Décision

Décision n° 2022-5888 AN du 16 juin 2023

A.N., Français établis hors de France, 9e circ.
Inéligibilité

LE CONSEIL CONSTITUTIONNEL A ÉTÉ SAISI le 28 novembre 2022 par la Commission nationale des comptes de campagne et des financements politiques (décision du 17 novembre 2022), dans les conditions prévues au troisième alinéa de l’article L. 52-15 du code électoral. Cette saisine est relative à la situation de Mme Rachida KAAOUT, candidate aux élections qui se sont déroulées les 5 et 19 juin 2022, dans la 9e circonscription des Français établis hors de France, en vue de la désignation d’un député à l’Assemblée nationale. Elle a été enregistrée au secrétariat général du Conseil constitutionnel sous le n° 2022-5888 AN.

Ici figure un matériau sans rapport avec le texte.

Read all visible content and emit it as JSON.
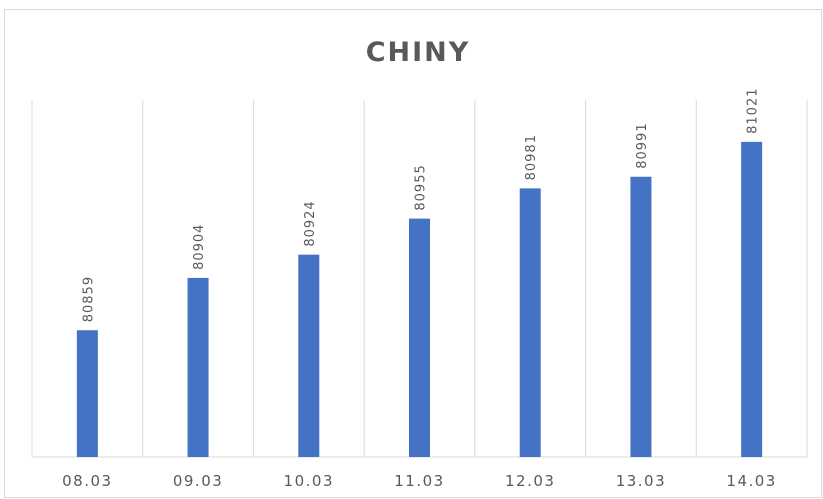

Au vu des textes suivants :

  • la Constitution, notamment son article 59 ;
  • l’ordonnance n° 58-1067 du 7 novembre 1958 portant loi organique sur le Conseil constitutionnel ;
  • le code électoral ;
  • le règlement applicable à la procédure suivie devant le Conseil constitutionnel pour le contentieux de l’élection des députés et des sénateurs ;

Au vu des pièces suivantes :

  • les observations présentées par Mme KAAOUT, enregistrées les 2 et 5 décembre 2022 ;
  • les autres pièces produites et jointes au dossier ;

Et après avoir entendu le rapporteur ;

LE CONSEIL CONSTITUTIONNEL S’EST FONDÉ SUR CE QUI SUIT :

1. Il résulte de l’article L. 52-12 du code électoral que chaque candidat aux élections législatives soumis au plafonnement prévu à l’article L. 52-11 est tenu d’établir un compte de campagne lorsqu’il a obtenu au moins 1 % des suffrages exprimés ou s’il a bénéficié de dons de personnes physiques conformément à l’article L. 52-8. Pour la période mentionnée à l’article L. 52-4 du code électoral, ce compte de campagne retrace, selon leur origine, l’ensemble des recettes perçues et, selon leur nature, l’ensemble des dépenses engagées ou effectuées en vue de l’élection. Il doit être en équilibre ou excédentaire et ne peut présenter un déficit. Ce compte de campagne doit être déposé à la Commission nationale des comptes de campagne et des financements politiques au plus tard avant 18 heures le dixième vendredi suivant le premier tour de scrutin. Il ressort également de l’article L. 52-12 que ce compte doit être présenté par un membre de l’ordre des experts-comptables qui met le compte en état d’examen et s’assure de la présence des pièces justificatives requises. Cette présentation n’est pas obligatoire lorsque le candidat a obtenu moins de 5 % des suffrages exprimés et que les recettes et les dépenses de son compte de campagne n’excèdent pas un montant fixé par décret. Dans ce cas, le candidat doit transmettre à la Commission nationale des comptes de campagne et des financements politiques les relevés du compte bancaire ouvert en application de l’article L. 52-5 ou de l’article L. 52-6.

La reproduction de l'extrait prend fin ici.